TICKET

It's a long road to becoming James Tiberius Kirk. This is the beginning of that road.


Jimmy finishes high school over the summer. He's done trying to fit in with the other, bigger kids. He never does anything right. He's always a little too smart, and a little too quiet, and a little too vicious. And he's way too young.

So he takes the classes he needs for a diploma online. He hacks into the servers that process his exam grades just because he's not patient enough to wait for the results to come.

But soon enough, the piece of paper with his name on it—James Tiberius Kirk—comes in the mail. He seals the diploma in an airtight plastic tube and secrets it away in the woods with the other few items he prizes—a photo of his father, one of the medals his mother had tried to throw away, a toy starship Sam had given him when he was little. The diploma is the first tangible sign that he has accomplished something, that he is worth something, that he has received in his life.

He is eight years old.


He decides to sign himself up for online college courses a week after the diploma arrives. He has to make a believable computer replica of his mother and Frank to consent to the courses, though, and that takes him a month, but at the end, he has facsimiles of his guardians that will pass muster. He plays master puppeteer and arranges a conference between the dean and his virtual parents. The dean is delighted with the child genius and his very supportive guardians, and lets them sign him up for anything they think he can handle. He arranges things so the boy doesn't have to pay a cent of tuition-the prodigy gets a full scholarship. They swear the dean to secrecy—the last thing Jimmy wants is attention.

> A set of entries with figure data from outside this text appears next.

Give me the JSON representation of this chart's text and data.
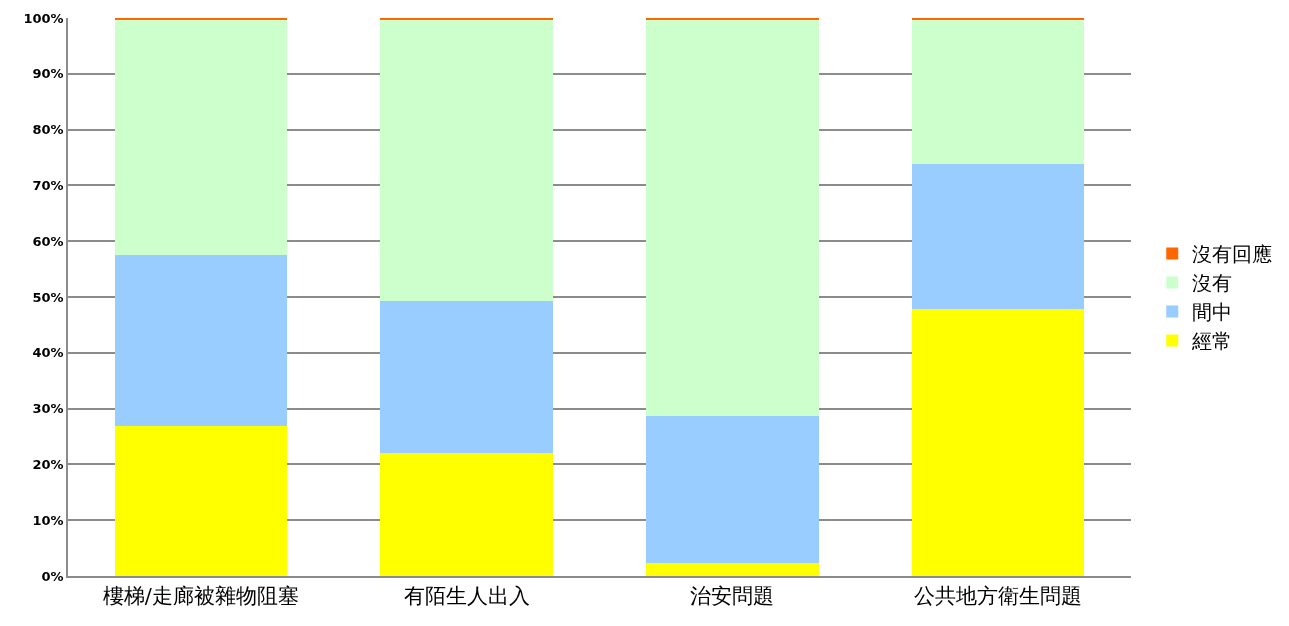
{
  "chart_data": {
    "type": "bar",
    "stacked": true,
    "categories": [
      "樓梯/走廊被雜物阻塞",
      "有陌生人出入",
      "治安問題",
      "公共地方衛生問題"
    ],
    "series": [
      {
        "name": "經常",
        "color": "#ffff00",
        "values": [
          26.9,
          22.1,
          2.3,
          47.8
        ]
      },
      {
        "name": "間中",
        "color": "#99ccff",
        "values": [
          30.7,
          27.2,
          26.4,
          26.1
        ]
      },
      {
        "name": "沒有",
        "color": "#ccffcc",
        "values": [
          42.0,
          50.3,
          70.9,
          25.7
        ]
      },
      {
        "name": "沒有回應",
        "color": "#ff6600",
        "values": [
          0.4,
          0.4,
          0.4,
          0.4
        ]
      }
    ],
    "ylim": [
      0,
      100
    ],
    "yticks": [
      {
        "value": 0,
        "label": "0%"
      },
      {
        "value": 10,
        "label": "10%"
      },
      {
        "value": 20,
        "label": "20%"
      },
      {
        "value": 30,
        "label": "30%"
      },
      {
        "value": 40,
        "label": "40%"
      },
      {
        "value": 50,
        "label": "50%"
      },
      {
        "value": 60,
        "label": "60%"
      },
      {
        "value": 70,
        "label": "70%"
      },
      {
        "value": 80,
        "label": "80%"
      },
      {
        "value": 90,
        "label": "90%"
      },
      {
        "value": 100,
        "label": "100%"
      }
    ],
    "grid": "y",
    "legend": "right"
  }
}
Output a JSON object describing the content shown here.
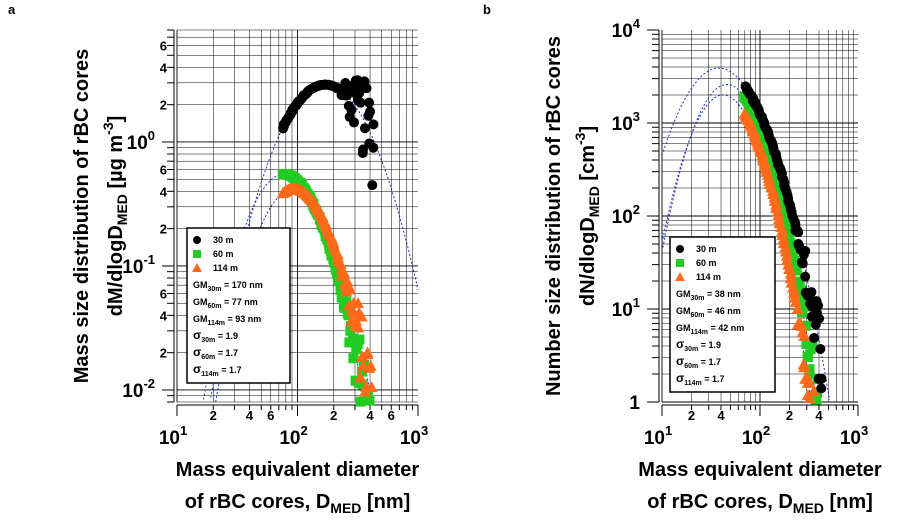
{
  "chart_data": [
    {
      "panel_label": "a",
      "type": "scatter",
      "xlabel_line1": "Mass equivalent diameter",
      "xlabel_line2": "of rBC cores, D",
      "xlabel_sub": "MED",
      "xlabel_tail": " [nm]",
      "ylabel_line1": "Mass size distribution of rBC cores",
      "ylabel_line2": "dM/dlogD",
      "ylabel_sub": "MED",
      "ylabel_tail": " [µg m",
      "ylabel_sup": "-3",
      "ylabel_close": "]",
      "xscale": "log",
      "yscale": "log",
      "xlim": [
        10,
        1000
      ],
      "ylim": [
        0.008,
        8
      ],
      "x_major_ticks": [
        {
          "v": 10,
          "base": "10",
          "exp": "1"
        },
        {
          "v": 100,
          "base": "10",
          "exp": "2"
        },
        {
          "v": 1000,
          "base": "10",
          "exp": "3"
        }
      ],
      "x_minor_labels": [
        {
          "v": 20,
          "t": "2"
        },
        {
          "v": 40,
          "t": "4"
        },
        {
          "v": 60,
          "t": "6"
        },
        {
          "v": 200,
          "t": "2"
        },
        {
          "v": 400,
          "t": "4"
        },
        {
          "v": 600,
          "t": "6"
        }
      ],
      "y_major_ticks": [
        {
          "v": 0.01,
          "base": "10",
          "exp": "-2"
        },
        {
          "v": 0.1,
          "base": "10",
          "exp": "-1"
        },
        {
          "v": 1,
          "t": "10"
        }
      ],
      "y_major_exp0": "0",
      "y_minor_labels": [
        {
          "v": 0.02,
          "t": "2"
        },
        {
          "v": 0.04,
          "t": "4"
        },
        {
          "v": 0.06,
          "t": "6"
        },
        {
          "v": 0.2,
          "t": "2"
        },
        {
          "v": 0.4,
          "t": "4"
        },
        {
          "v": 0.6,
          "t": "6"
        },
        {
          "v": 2,
          "t": "2"
        },
        {
          "v": 4,
          "t": "4"
        },
        {
          "v": 6,
          "t": "6"
        }
      ],
      "series": [
        {
          "name": "30 m",
          "color": "#000000",
          "marker": "circle",
          "gm": 170,
          "sigma": 1.9,
          "amp": 2.9,
          "xmin": 75,
          "xmax": 430
        },
        {
          "name": "60 m",
          "color": "#22cc22",
          "marker": "square",
          "gm": 77,
          "sigma": 1.7,
          "amp": 0.55,
          "xmin": 75,
          "xmax": 420
        },
        {
          "name": "114 m",
          "color": "#ff6a1a",
          "marker": "triangle",
          "gm": 93,
          "sigma": 1.7,
          "amp": 0.42,
          "xmin": 75,
          "xmax": 420
        }
      ],
      "legend_stats": [
        {
          "pre": "GM",
          "sub": "30m",
          "post": " = 170 nm"
        },
        {
          "pre": "GM",
          "sub": "60m",
          "post": " = 77 nm"
        },
        {
          "pre": "GM",
          "sub": "114m",
          "post": " = 93 nm"
        },
        {
          "pre": "σ",
          "sub": "30m",
          "post": " = 1.9"
        },
        {
          "pre": "σ",
          "sub": "60m",
          "post": " = 1.7"
        },
        {
          "pre": "σ",
          "sub": "114m",
          "post": " = 1.7"
        }
      ],
      "legend_placement": "lower-left",
      "grid": true
    },
    {
      "panel_label": "b",
      "type": "scatter",
      "xlabel_line1": "Mass equivalent diameter",
      "xlabel_line2": "of rBC cores, D",
      "xlabel_sub": "MED",
      "xlabel_tail": " [nm]",
      "ylabel_line1": "Number size distribution of rBC cores",
      "ylabel_line2": "dN/dlogD",
      "ylabel_sub": "MED",
      "ylabel_tail": " [cm",
      "ylabel_sup": "-3",
      "ylabel_close": "]",
      "xscale": "log",
      "yscale": "log",
      "xlim": [
        10,
        1000
      ],
      "ylim": [
        1,
        10000
      ],
      "x_major_ticks": [
        {
          "v": 10,
          "base": "10",
          "exp": "1"
        },
        {
          "v": 100,
          "base": "10",
          "exp": "2"
        },
        {
          "v": 1000,
          "base": "10",
          "exp": "3"
        }
      ],
      "x_minor_labels": [
        {
          "v": 20,
          "t": "2"
        },
        {
          "v": 40,
          "t": "4"
        },
        {
          "v": 200,
          "t": "2"
        },
        {
          "v": 400,
          "t": "4"
        }
      ],
      "y_major_ticks": [
        {
          "v": 1,
          "t": "1"
        },
        {
          "v": 10,
          "base": "10",
          "exp": "1"
        },
        {
          "v": 100,
          "base": "10",
          "exp": "2"
        },
        {
          "v": 1000,
          "base": "10",
          "exp": "3"
        },
        {
          "v": 10000,
          "base": "10",
          "exp": "4"
        }
      ],
      "y_minor_labels": [],
      "series": [
        {
          "name": "30 m",
          "color": "#000000",
          "marker": "circle",
          "gm": 38,
          "sigma": 1.9,
          "amp": 3900,
          "xmin": 70,
          "xmax": 430
        },
        {
          "name": "60 m",
          "color": "#22cc22",
          "marker": "square",
          "gm": 46,
          "sigma": 1.7,
          "amp": 2600,
          "xmin": 70,
          "xmax": 420
        },
        {
          "name": "114 m",
          "color": "#ff6a1a",
          "marker": "triangle",
          "gm": 42,
          "sigma": 1.7,
          "amp": 2000,
          "xmin": 70,
          "xmax": 420
        }
      ],
      "legend_stats": [
        {
          "pre": "GM",
          "sub": "30m",
          "post": " = 38 nm"
        },
        {
          "pre": "GM",
          "sub": "60m",
          "post": " = 46 nm"
        },
        {
          "pre": "GM",
          "sub": "114m",
          "post": " = 42 nm"
        },
        {
          "pre": "σ",
          "sub": "30m",
          "post": " = 1.9"
        },
        {
          "pre": "σ",
          "sub": "60m",
          "post": " = 1.7"
        },
        {
          "pre": "σ",
          "sub": "114m",
          "post": " = 1.7"
        }
      ],
      "legend_placement": "lower-left",
      "grid": true
    }
  ],
  "colors": {
    "fit_line": "#2233cc",
    "grid": "#000000"
  }
}
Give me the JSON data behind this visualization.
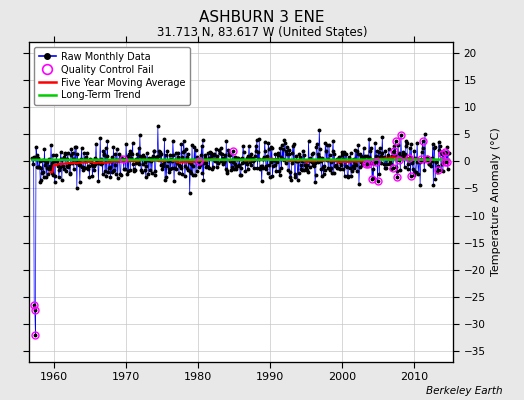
{
  "title": "ASHBURN 3 ENE",
  "subtitle": "31.713 N, 83.617 W (United States)",
  "ylabel": "Temperature Anomaly (°C)",
  "watermark": "Berkeley Earth",
  "ylim": [
    -37,
    22
  ],
  "yticks": [
    -35,
    -30,
    -25,
    -20,
    -15,
    -10,
    -5,
    0,
    5,
    10,
    15,
    20
  ],
  "xlim": [
    1956.5,
    2015.5
  ],
  "xticks": [
    1960,
    1970,
    1980,
    1990,
    2000,
    2010
  ],
  "x_start": 1957.0,
  "x_end": 2014.9,
  "bg_color": "#e8e8e8",
  "plot_bg": "#ffffff",
  "grid_color": "#c8c8c8",
  "raw_line_color": "#0000ff",
  "raw_dot_color": "#000000",
  "ma_color": "#ff0000",
  "trend_color": "#00cc00",
  "qc_color": "#ff00ff",
  "outlier_values": [
    -26.5,
    -27.5,
    -32.0
  ],
  "seed": 42
}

He signs up for twenty five credits in his first semester. The classes range wildly across disciplines, spanning from history to theoretical physics to mechanics to classical literature to languages. He does magnificently in all of them.


Frank still thinks he is in high school. He leaves every morning at the same time he always used to and comes home at the same time every night. He spends his days mostly outside with a datapadd or in a public building somewhere. Sometimes he hacks his way into the shipyard. The people in charge there are old friends of his father's, so he doesn't really get into trouble when they catch him. It becomes something of a game between the eight year old and the security teams—how far into the complex can he get before they catch him?

He learns to play, there among the Starfleet personnel. It's a savant's game of tag, and he delights in it. It awakens a previously buried mischievous streak in him. The officers there slowly learn to love the quiet, bright child too, and they begin to let him stay a bit after they've caught him. Frank's well known as the town drunk, but there's nothing they can do to help Jimmy, so they let him hang around the shipyard.

They show him how the theoretical knowledge he'd learning in his classes actually applies in reality, and find themselves continually shocked at how quickly he picks things up. Within a year, they're letting the nine year old work alongside them. He's supervised, of course, but he loves watching the starship come together under his hands.


He gets his bachelor's degree in computer science (with high honors) three days after his tenth birthday. He celebrates with Teylah, the chief engineer at the shipyards, who brings him a cupcake with a lit candle planted in the frosting. It's the first time he's had someone give him cake since he lived with Grammy Cleo, and everyone who can spare a moment from the work on the ships sings a crazy mixmash of the birthday song and congratulations.

Teylah says, "Happy Congratulamabirthday!" and he blows out the candle.

It's the happiest he can remember being.


He beats Frank in a fight. He is almost eleven, and it was mostly luck.

Frank had shouted him for a few minutes, like he always did, and then tried to hit him. Jimmy had blocked. Jimmy had learned enough over the years of living with Frank that he could usually hold his stepfather off for a minute or two, but Frank always got him in the end. But this time, just as Frank was winding up for the knockout blow, he stepped on one of his own discarded beer bottles, and his foot slipped out from under him. Jimmy snaps out a kick without thinking, and for once, it actually connects. In fact, it connects so hard it breaks Frank's jaw and knocks him out cold.

Jimmy stares down at Frank for one long minute. He looks so weak, lying there on the floor, but Jimmy knows that as soon as Frank wakes up, he'll kill him.

So he runs upstairs and gathers everything he can think of, anything he might need. He steals all the credits out of Frank's wallet, but leaves anything that can be traced. And then he goes and gathers everything from his secret place in the woods, where he boots up his datapadd and starts the program he's been working on for years. He's finally brave enough to actually do it, because there's no turning back now.

He hacks into the government network, and files documents that legally emancipate him.

For the first time, his life is really his own.


He hikes to the terminal at the airfield near the shipyards, because that's one of his favorite places to go and people-watch when he needs to think.

He sits down on the bench and looks up, and there it is, in bold font on a poster:

Colonists wanted for

FARMING COLONY

Are You Brave, Hardworking, Young, and Looking for Adventure?

We have a place for you!

Buy a ticket today!

It seems to Jimmy that another planet would be a great place to be. It's time to leave the past behind.

He marches to the ticket counter and pulls out his stolen pile of credits, hefting the backpack with everything he owns a little more securely.

"One ticket to Tarsus IV," Jimmy says. And the future has never looked so bright.